Perhaps it is Mimi, who drives Shutu towards the final resolution of the drama, as she ‘rapes’ the ‘girly’ Shutu (She tells him in one of the scenes that he is pretty like a girl), and leaves him to his fate.

The scene where, Shutu, filled with passion for Mimi, leaves Tani behind, asking her to keep searching for her lost puppy so that he could go riding with the seductive and misleading Mimi, establishes a brilliant dynamics between the puppy, Tani, and Shutu. The puppy sits dejected on the balcony as Tani forsakes him to run after her beloved Shutuda, and see him ride off with another woman, having tricked her. Heartbroken, she stands there with tears rolling down her eyes. The re-imagining of the age-old love triangle bears the testimony to a moving masterstroke from the director-artist.

That is the moment Shutu looses all, even himself.

That Shutu is a brilliant student, that he might be physically weaker than Nandu but every time beats him at chess, that he is so full of compassion, that irrespective of all their neglect, jibes, condescension, Shutu runs errands for them with a smile, that all he wants, needs, and desires is a little love and understanding from the world, runs as an undercurrent throughout the film.

There is a scene where Tani and Shutu are playing in the garden, and Tani notices that all the names, that of her mom, dad, Mimi, Vikram, are inscribed on several tree trunks populating their garden, but not that of Shutu’s, establishing the fact that they were childhood friends, and although Shutu belonged to the same group albeit he was the inconspicuous and ‘othered’ part of it.

The final scene has such a relaxed banality about it that the end comes as a surprise. O.P Bakshi is busy cleaning his old gun when Shutu expresses his desire to just learn how to hold it. The gun runs as a motif in the film, it appears in many a frame and also in one of Shutu’s nightmares. As O.P. Bakshi reluctantly tries to teach Shutu how to use it, he overpowers the old man and snatches it away from him. Meanwhile the entire family comes running to the spot and Shutu points the gun at Vikram, his biggest nemesis in the movie, soon realizing that probably he himself is his most formidable adversary, at least that is what years of neglect and ignominy in the hands of his own people, drives him to believe, something that he realizes he is too weak to resist. So he holds the barrel of the gun right under his chin and shoots himself.
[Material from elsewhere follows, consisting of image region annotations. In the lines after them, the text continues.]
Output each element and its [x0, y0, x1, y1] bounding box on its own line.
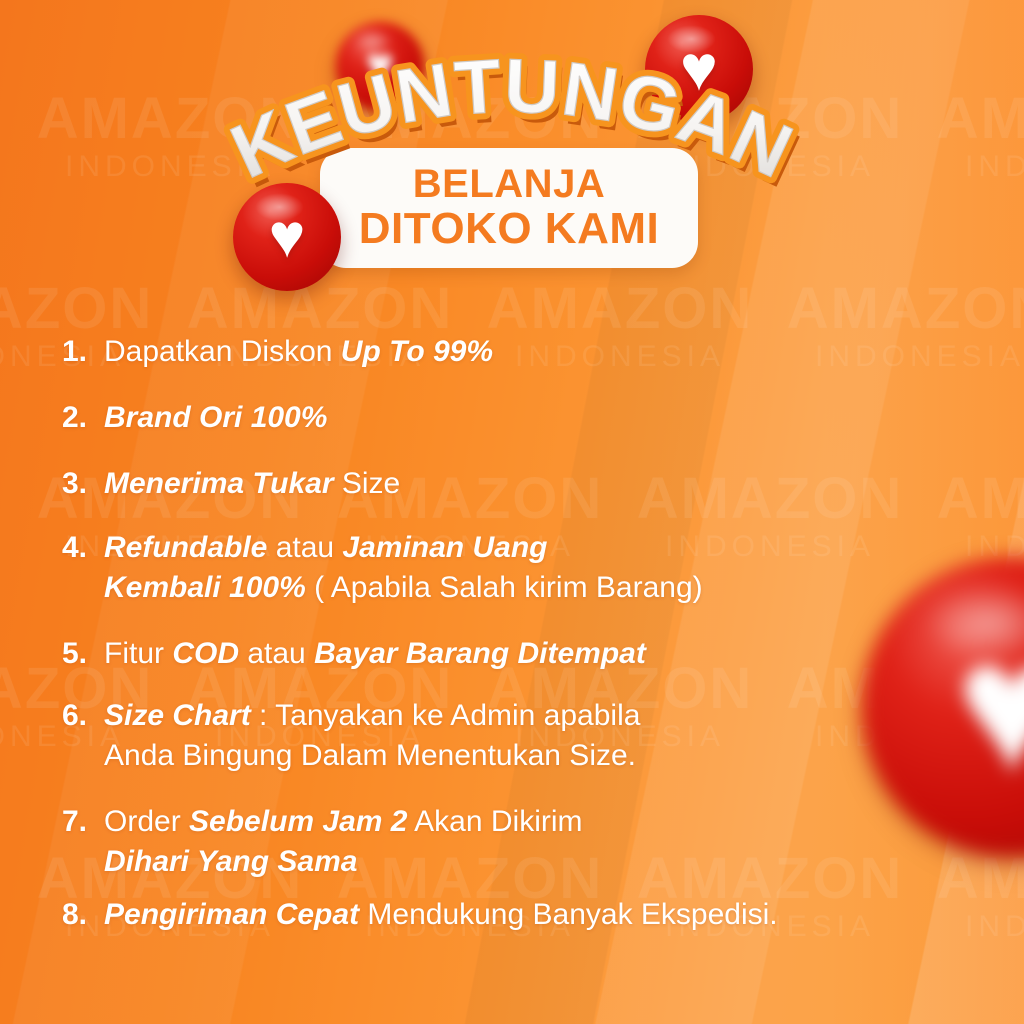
benefit-plain: atau [239, 637, 314, 670]
poster-header: ♥ ♥ BELANJA DITOKO KAMI [0, 0, 1024, 310]
benefit-emphasis: Brand Ori 100% [104, 401, 327, 434]
benefit-text: Size Chart : Tanyakan ke Admin apabilaAn… [104, 696, 640, 775]
benefit-item: 8.Pengiriman Cepat Mendukung Banyak Eksp… [62, 895, 778, 935]
benefit-text: Refundable atau Jaminan UangKembali 100%… [104, 528, 703, 607]
subtitle-line-2: DITOKO KAMI [359, 206, 659, 252]
benefit-plain: Fitur [104, 637, 172, 670]
benefit-item: 1.Dapatkan Diskon Up To 99% [62, 332, 493, 372]
benefit-item: 5.Fitur COD atau Bayar Barang Ditempat [62, 634, 646, 674]
heart-icon: ♥ [680, 40, 718, 98]
benefit-emphasis: Pengiriman Cepat [104, 898, 359, 931]
arched-title: KEUNTUNGAN KEUNTUNGAN KEUNTUNGAN KEUNTUN… [0, 58, 1024, 188]
benefit-text: Pengiriman Cepat Mendukung Banyak Eksped… [104, 895, 778, 935]
benefit-plain: atau [267, 531, 342, 564]
benefit-item: 6.Size Chart : Tanyakan ke Admin apabila… [62, 696, 640, 775]
benefit-number: 2. [62, 398, 104, 438]
promo-poster: AMAZONINDONESIAAMAZONINDONESIAAMAZONINDO… [0, 0, 1024, 1024]
benefit-emphasis: COD [172, 637, 239, 670]
benefit-plain: Dapatkan Diskon [104, 335, 341, 368]
benefit-number: 8. [62, 895, 104, 935]
heart-balloon-mid-left: ♥ [233, 183, 341, 291]
benefit-plain: : Tanyakan ke Admin apabila [251, 699, 641, 732]
benefit-item: 3.Menerima Tukar Size [62, 464, 400, 504]
benefit-text: Brand Ori 100% [104, 398, 327, 438]
benefit-emphasis: Bayar Barang Ditempat [314, 637, 646, 670]
heart-icon: ♥ [956, 622, 1024, 793]
benefit-item: 7.Order Sebelum Jam 2 Akan DikirimDihari… [62, 802, 583, 881]
benefit-text: Menerima Tukar Size [104, 464, 400, 504]
benefit-number: 1. [62, 332, 104, 372]
benefit-emphasis: Dihari Yang Sama [104, 845, 357, 878]
benefit-emphasis: Jaminan Uang [342, 531, 547, 564]
benefit-text: Dapatkan Diskon Up To 99% [104, 332, 493, 372]
benefit-emphasis: Size Chart [104, 699, 251, 732]
heart-icon: ♥ [269, 209, 306, 265]
benefit-plain: ( Apabila Salah kirim Barang) [306, 571, 703, 604]
benefit-emphasis: Kembali 100% [104, 571, 306, 604]
benefit-plain: Akan Dikirim [407, 805, 582, 838]
benefit-text: Fitur COD atau Bayar Barang Ditempat [104, 634, 646, 674]
benefit-plain: Mendukung Banyak Ekspedisi. [359, 898, 778, 931]
benefit-emphasis: Sebelum Jam 2 [189, 805, 407, 838]
benefit-plain: Anda Bingung Dalam Menentukan Size. [104, 739, 636, 772]
benefit-number: 7. [62, 802, 104, 842]
benefit-number: 5. [62, 634, 104, 674]
benefit-item: 2.Brand Ori 100% [62, 398, 327, 438]
benefit-number: 6. [62, 696, 104, 736]
benefit-text: Order Sebelum Jam 2 Akan DikirimDihari Y… [104, 802, 583, 881]
benefit-emphasis: Up To 99% [341, 335, 493, 368]
benefit-plain: Order [104, 805, 189, 838]
benefit-number: 4. [62, 528, 104, 568]
benefit-number: 3. [62, 464, 104, 504]
benefit-item: 4.Refundable atau Jaminan UangKembali 10… [62, 528, 703, 607]
benefit-emphasis: Refundable [104, 531, 267, 564]
benefit-emphasis: Menerima Tukar [104, 467, 334, 500]
benefit-plain: Size [334, 467, 401, 500]
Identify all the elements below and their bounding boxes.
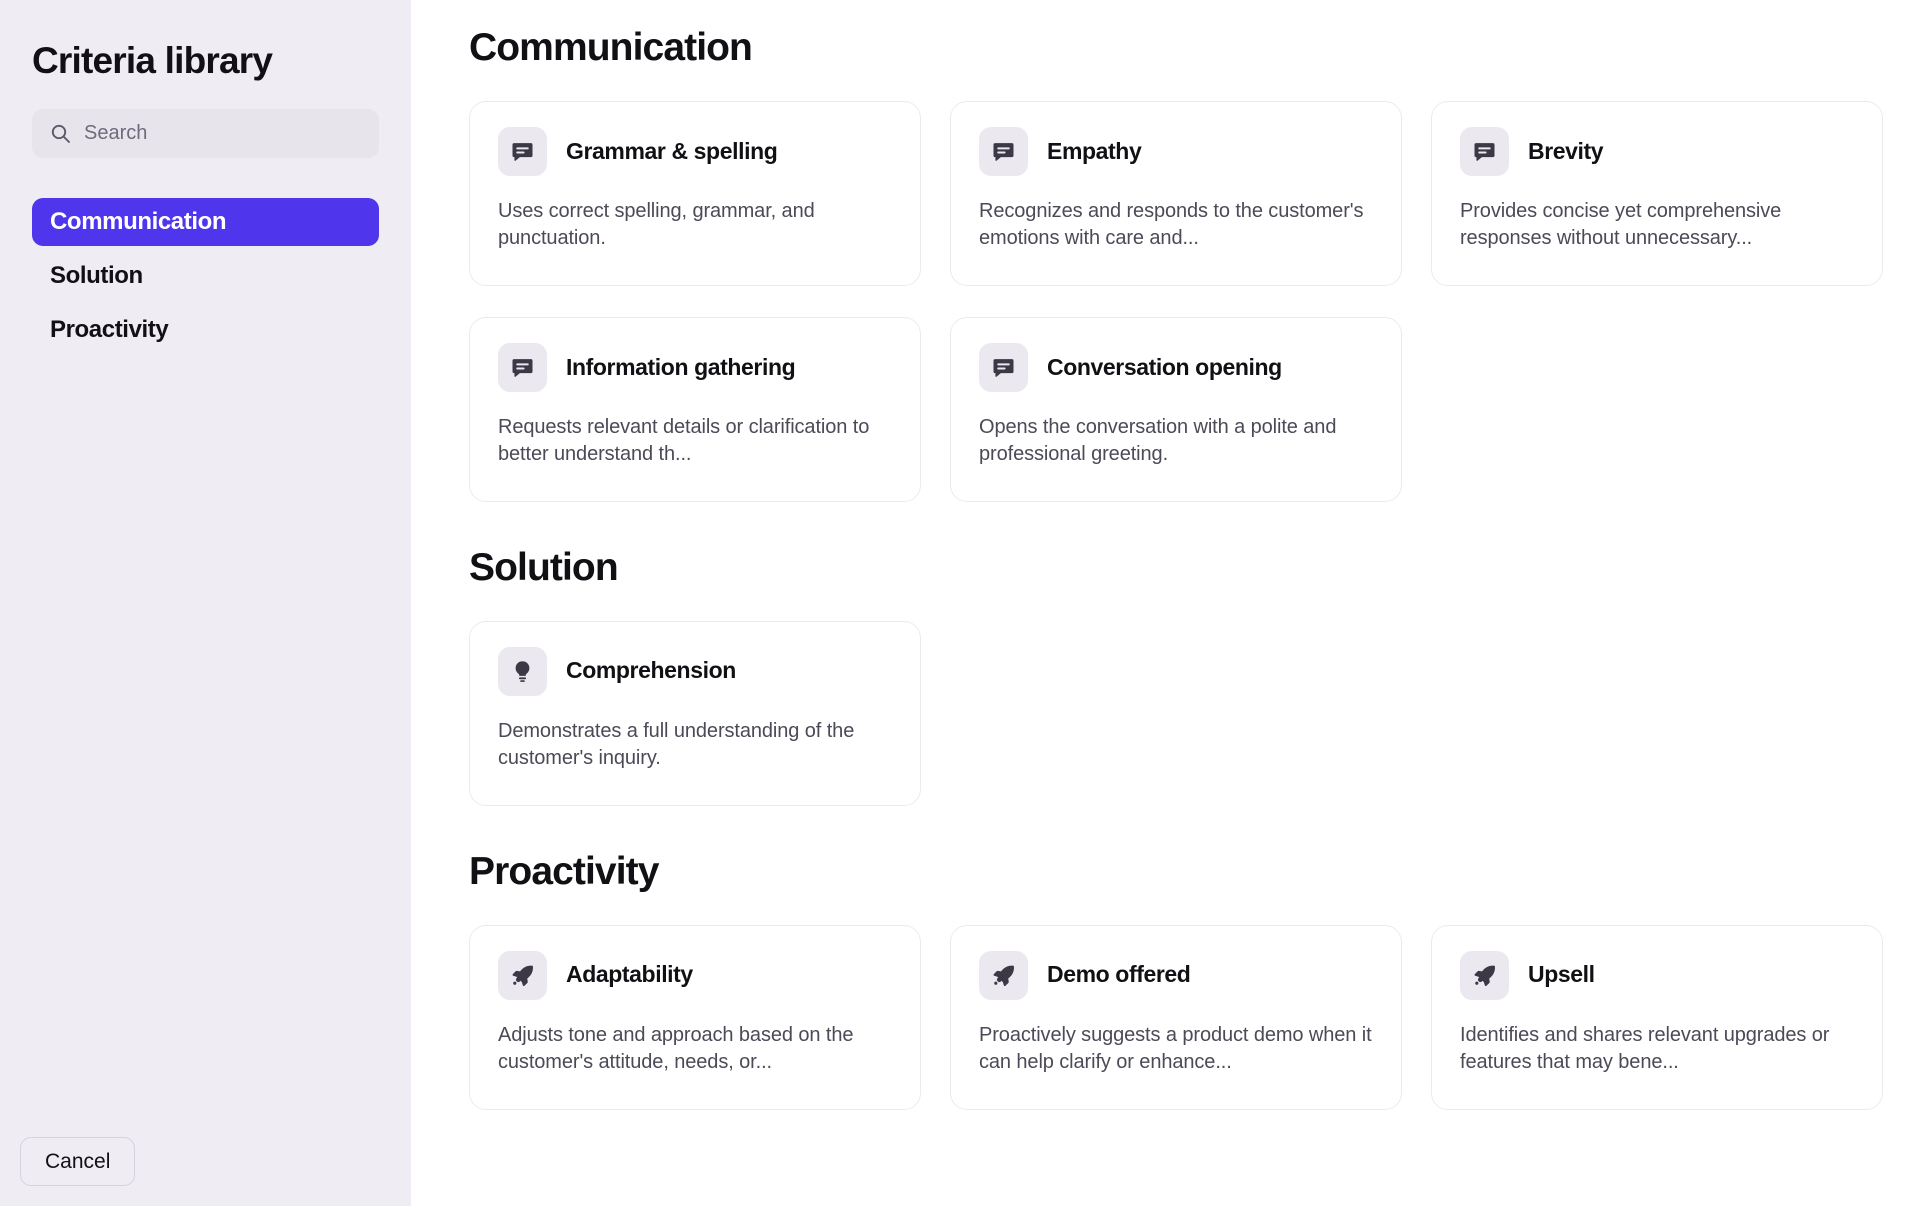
- card-header: Brevity: [1460, 127, 1854, 176]
- card-title: Brevity: [1528, 138, 1603, 166]
- card-header: Adaptability: [498, 951, 892, 1000]
- card-header: Grammar & spelling: [498, 127, 892, 176]
- sidebar-item-solution[interactable]: Solution: [32, 252, 379, 300]
- criteria-card-demo-offered[interactable]: Demo offered Proactively suggests a prod…: [950, 925, 1402, 1110]
- card-grid: Comprehension Demonstrates a full unders…: [469, 621, 1908, 806]
- sidebar-item-communication[interactable]: Communication: [32, 198, 379, 246]
- speech-bubble-icon: [1460, 127, 1509, 176]
- card-description: Adjusts tone and approach based on the c…: [498, 1022, 892, 1077]
- card-description: Uses correct spelling, grammar, and punc…: [498, 198, 892, 253]
- section-title: Proactivity: [469, 850, 1908, 895]
- criteria-card-conversation-opening[interactable]: Conversation opening Opens the conversat…: [950, 317, 1402, 502]
- card-description: Recognizes and responds to the customer'…: [979, 198, 1373, 253]
- card-description: Opens the conversation with a polite and…: [979, 414, 1373, 469]
- sidebar-nav: Communication Solution Proactivity: [32, 198, 379, 354]
- card-header: Information gathering: [498, 343, 892, 392]
- section-title: Communication: [469, 26, 1908, 71]
- card-title: Grammar & spelling: [566, 138, 777, 166]
- sidebar-item-proactivity[interactable]: Proactivity: [32, 306, 379, 354]
- card-title: Empathy: [1047, 138, 1141, 166]
- rocket-icon: [1460, 951, 1509, 1000]
- criteria-card-brevity[interactable]: Brevity Provides concise yet comprehensi…: [1431, 101, 1883, 286]
- sidebar-footer: Cancel: [20, 1137, 135, 1186]
- section-communication: Communication Grammar & spelling: [469, 26, 1908, 502]
- card-description: Provides concise yet comprehensive respo…: [1460, 198, 1854, 253]
- card-description: Identifies and shares relevant upgrades …: [1460, 1022, 1854, 1077]
- criteria-card-information-gathering[interactable]: Information gathering Requests relevant …: [469, 317, 921, 502]
- rocket-icon: [498, 951, 547, 1000]
- card-description: Proactively suggests a product demo when…: [979, 1022, 1373, 1077]
- criteria-card-upsell[interactable]: Upsell Identifies and shares relevant up…: [1431, 925, 1883, 1110]
- search-input[interactable]: [84, 109, 361, 158]
- card-title: Conversation opening: [1047, 354, 1282, 382]
- card-header: Upsell: [1460, 951, 1854, 1000]
- card-title: Upsell: [1528, 961, 1595, 989]
- card-grid: Grammar & spelling Uses correct spelling…: [469, 101, 1908, 502]
- section-title: Solution: [469, 546, 1908, 591]
- sidebar-item-label: Proactivity: [50, 316, 168, 344]
- cancel-button[interactable]: Cancel: [20, 1137, 135, 1186]
- card-header: Conversation opening: [979, 343, 1373, 392]
- card-title: Adaptability: [566, 961, 693, 989]
- sidebar: Criteria library Communication Solution …: [0, 0, 411, 1206]
- card-title: Comprehension: [566, 657, 736, 685]
- sidebar-item-label: Communication: [50, 208, 226, 236]
- search-box[interactable]: [32, 109, 379, 158]
- card-header: Empathy: [979, 127, 1373, 176]
- speech-bubble-icon: [498, 127, 547, 176]
- rocket-icon: [979, 951, 1028, 1000]
- card-description: Requests relevant details or clarificati…: [498, 414, 892, 469]
- sidebar-title: Criteria library: [32, 40, 379, 83]
- sidebar-item-label: Solution: [50, 262, 143, 290]
- card-description: Demonstrates a full understanding of the…: [498, 718, 892, 773]
- criteria-card-comprehension[interactable]: Comprehension Demonstrates a full unders…: [469, 621, 921, 806]
- lightbulb-icon: [498, 647, 547, 696]
- criteria-card-empathy[interactable]: Empathy Recognizes and responds to the c…: [950, 101, 1402, 286]
- card-title: Demo offered: [1047, 961, 1190, 989]
- section-solution: Solution Comprehension Demonstra: [469, 546, 1908, 806]
- speech-bubble-icon: [498, 343, 547, 392]
- card-title: Information gathering: [566, 354, 795, 382]
- section-proactivity: Proactivity Adaptability Adjusts: [469, 850, 1908, 1110]
- criteria-card-adaptability[interactable]: Adaptability Adjusts tone and approach b…: [469, 925, 921, 1110]
- card-grid: Adaptability Adjusts tone and approach b…: [469, 925, 1908, 1110]
- criteria-library-modal: Criteria library Communication Solution …: [0, 0, 1908, 1206]
- card-header: Comprehension: [498, 647, 892, 696]
- speech-bubble-icon: [979, 343, 1028, 392]
- speech-bubble-icon: [979, 127, 1028, 176]
- search-icon: [50, 123, 71, 144]
- criteria-content: Communication Grammar & spelling: [411, 0, 1908, 1206]
- criteria-card-grammar-spelling[interactable]: Grammar & spelling Uses correct spelling…: [469, 101, 921, 286]
- card-header: Demo offered: [979, 951, 1373, 1000]
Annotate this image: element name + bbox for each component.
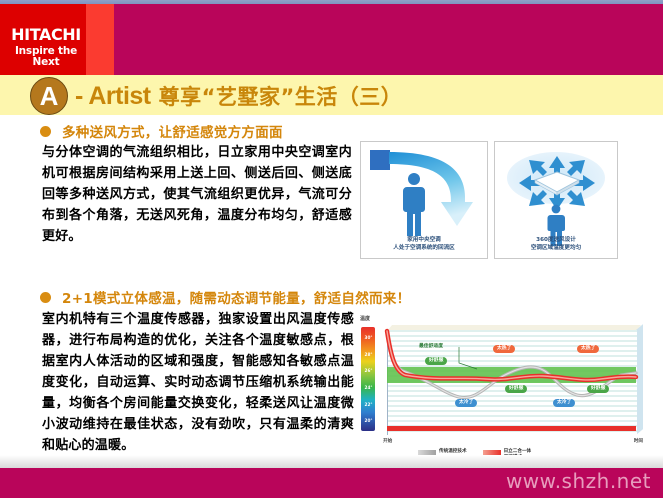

The blood splatters on the nearest tree forming a sinister pattern.

Shutu finally does inscribe his name on a tree trunk.

Shutu says little in the movie but every fold on his forehead, every look in his eyes, every twitch of his body seems like an entry out of Sylvia Plath’s journal,

“Can you understand? Someone, somewhere, can you understand me a little, love me a little? For all my despair, for all my ideals, for all that – I love life. But it is hard, and I have so much – so very much to learn.”